Bayern Brewing in Missoula has been recycling its own glass since 2010. Consumers who purchase one of the company’s Ecopacks can return bottles to the brewery to get a refund, and the bottles are reused. The bottles must be standard brown 12-ounce bottles with no chips or garbage inside, and they must not have twist-off threading or embossing on the exterior.
“We have the only bottle-washing machine in the country,” said Bayern spokesman Jared Spiker. “It strips the label and everything off and we fill them back up again.”
I.E. Recycling in Missoula also offers the services of an industrial-grade glass pulverizer that can crush clean glass into an aggregate product for use in building or road materials. Calls to the company were not returned as of press time.
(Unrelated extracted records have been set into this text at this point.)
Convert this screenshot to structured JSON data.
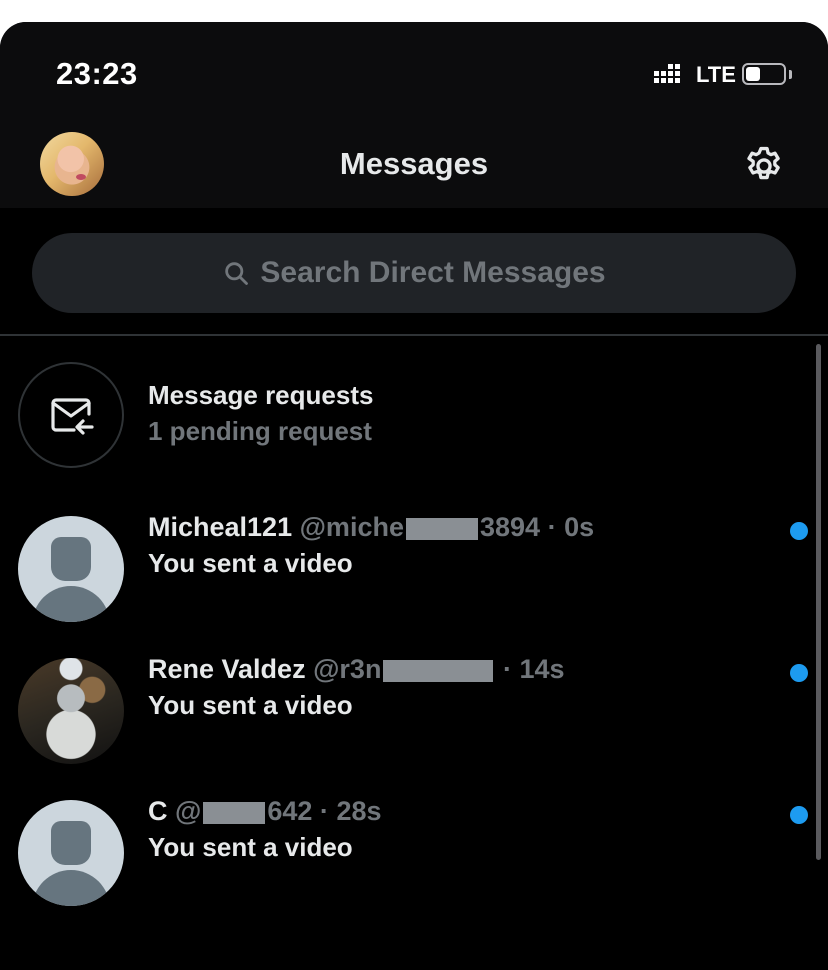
{
  "status_bar": {
    "time": "23:23",
    "network": "LTE",
    "battery_level": 0.4
  },
  "header": {
    "title": "Messages",
    "settings_icon": "gear-icon",
    "avatar_icon": "profile-avatar"
  },
  "search": {
    "placeholder": "Search Direct Messages",
    "icon": "search-icon"
  },
  "requests": {
    "title": "Message requests",
    "subtitle": "1 pending request",
    "icon": "mail-arrow-icon"
  },
  "conversations": [
    {
      "name": "Micheal121",
      "handle_prefix": "@miche",
      "handle_suffix": "3894",
      "separator": "·",
      "time": "0s",
      "preview": "You sent a video",
      "unread": true,
      "avatar": "default"
    },
    {
      "name": "Rene Valdez",
      "handle_prefix": "@r3n",
      "handle_suffix": "",
      "separator": "·",
      "time": "14s",
      "preview": "You sent a video",
      "unread": true,
      "avatar": "photo"
    },
    {
      "name": "C",
      "handle_prefix": "@",
      "handle_suffix": "642",
      "separator": "·",
      "time": "28s",
      "preview": "You sent a video",
      "unread": true,
      "avatar": "default"
    }
  ],
  "colors": {
    "accent": "#1d9bf0",
    "background": "#000000",
    "text": "#e7e9ea",
    "muted": "#71767b"
  }
}
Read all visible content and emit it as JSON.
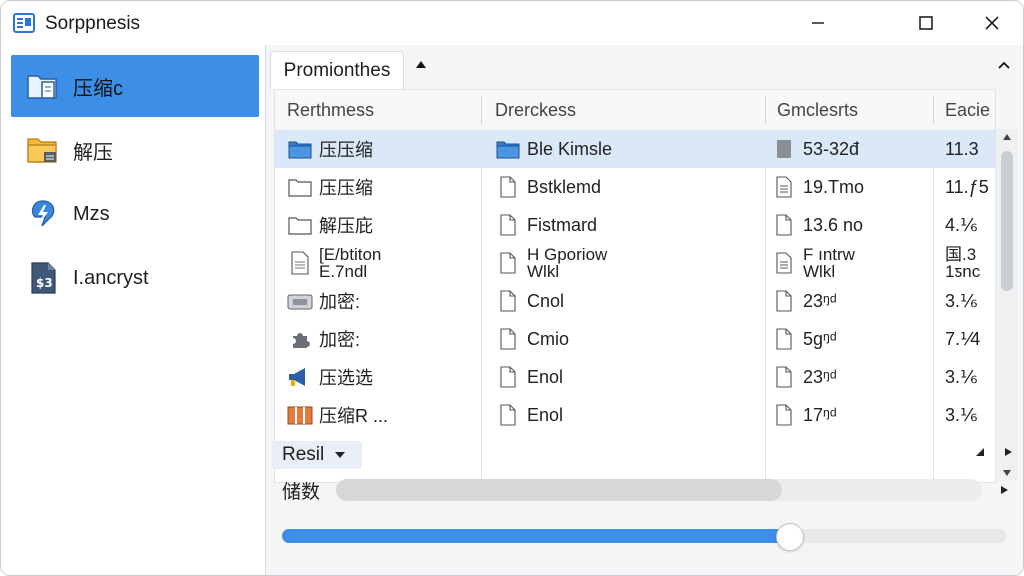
{
  "window": {
    "title": "Sorppnesis",
    "accent": "#3d8ee6"
  },
  "sidebar": {
    "items": [
      {
        "label": "压缩c",
        "icon": "folder-document-icon",
        "active": true
      },
      {
        "label": "解压",
        "icon": "folder-extract-icon",
        "active": false
      },
      {
        "label": "Mzs",
        "icon": "lightning-icon",
        "active": false
      },
      {
        "label": "I.ancryst",
        "icon": "script-file-icon",
        "active": false
      }
    ]
  },
  "tab": {
    "label": "Promionthes"
  },
  "table": {
    "columns": [
      "Rerthmess",
      "Drerckess",
      "Gmclesrts",
      "Eacie"
    ],
    "rows": [
      {
        "name": "压压缩",
        "name_icon": "folder-blue-icon",
        "type": "Ble Kimsle",
        "type_icon": "folder-blue-icon",
        "size": "53-32đ",
        "size_icon": "file-gray-icon",
        "extra": "11.3",
        "selected": true
      },
      {
        "name": "压压缩",
        "name_icon": "folder-outline-icon",
        "type": "Bstklemd",
        "type_icon": "file-icon",
        "size": "19.Tmo",
        "size_icon": "file-lines-icon",
        "extra": "11.ƒ5",
        "selected": false
      },
      {
        "name": "解压庇",
        "name_icon": "folder-outline-icon",
        "type": "Fistmard",
        "type_icon": "file-icon",
        "size": "13.6 no",
        "size_icon": "file-icon",
        "extra": "4.⅙",
        "selected": false
      },
      {
        "name": "[E/btiton",
        "name2": "E.7ndl",
        "name_icon": "document-icon",
        "type": "H Gporiow",
        "type2": "Wlkl",
        "type_icon": "file-icon",
        "size": "F ıntrw",
        "size2": "Wlkl",
        "size_icon": "file-lines-icon",
        "extra": "国.3",
        "extra2": "1ƽnc",
        "selected": false
      },
      {
        "name": "加密:",
        "name_icon": "archive-icon",
        "type": "Cnol",
        "type_icon": "file-icon",
        "size": "23ᵑᵈ",
        "size_icon": "file-icon",
        "extra": "3.⅙",
        "selected": false
      },
      {
        "name": "加密:",
        "name_icon": "puzzle-icon",
        "type": "Cmio",
        "type_icon": "file-icon",
        "size": "5gᵑᵈ",
        "size_icon": "file-icon",
        "extra": "7.⅟4",
        "selected": false
      },
      {
        "name": "压选选",
        "name_icon": "megaphone-icon",
        "type": "Enol",
        "type_icon": "file-icon",
        "size": "23ᵑᵈ",
        "size_icon": "file-icon",
        "extra": "3.⅙",
        "selected": false
      },
      {
        "name": "压缩R ...",
        "name_icon": "package-icon",
        "type": "Enol",
        "type_icon": "file-icon",
        "size": "17ᵑᵈ",
        "size_icon": "file-icon",
        "extra": "3.⅙",
        "selected": false
      }
    ]
  },
  "footer": {
    "select_value": "Resil",
    "label": "储数",
    "hbar_fraction": 0.69,
    "slider_fraction": 0.7
  }
}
The state owns a glass crusher that’s used to go around the state and crush glass, but now it’s for sale because it produced giant piles of crushed glass that were never used, he said.
“The city of Livingston put in a crusher a few years ago but they aren’t taking glass anymore,” Bauer said. “They couldn’t get rid of it. There’s no market. Years ago we used to ship certain glass to the Coors brewery in Colorado. We started out losing a couple bucks a ton on that, and then we were losing $30-$40 a ton, and on glass, it doesn’t take long to run up a deficit. That’s the trouble with all our stuff, it goes to the coast. All our cardboard and aluminum goes to the coast by freight. We recycle plastic and ship it out to the coast. If glass got into the plastic and gets crushed, the whole bale goes into the trash. Contamination is a problem.”
Bauer, who sits on a Department of Environmental Quality advisory council, said that there are regulations that prevent crushed glass from being used in septic systems for government buildings.
“We could substitute it for the gravel in a septic system,” he explained. “It would work for private systems, but they wouldn’t allow it for government buildings. There was a movement to get that changed but it never happened.”
Over the years, Bauer said he has learned more about glass recycling than he ever could have imagined. He sees no easy answers in sight.
“It’s not that everybody hasn’t tried to do something, but there’s just not a good answer yet,” he said.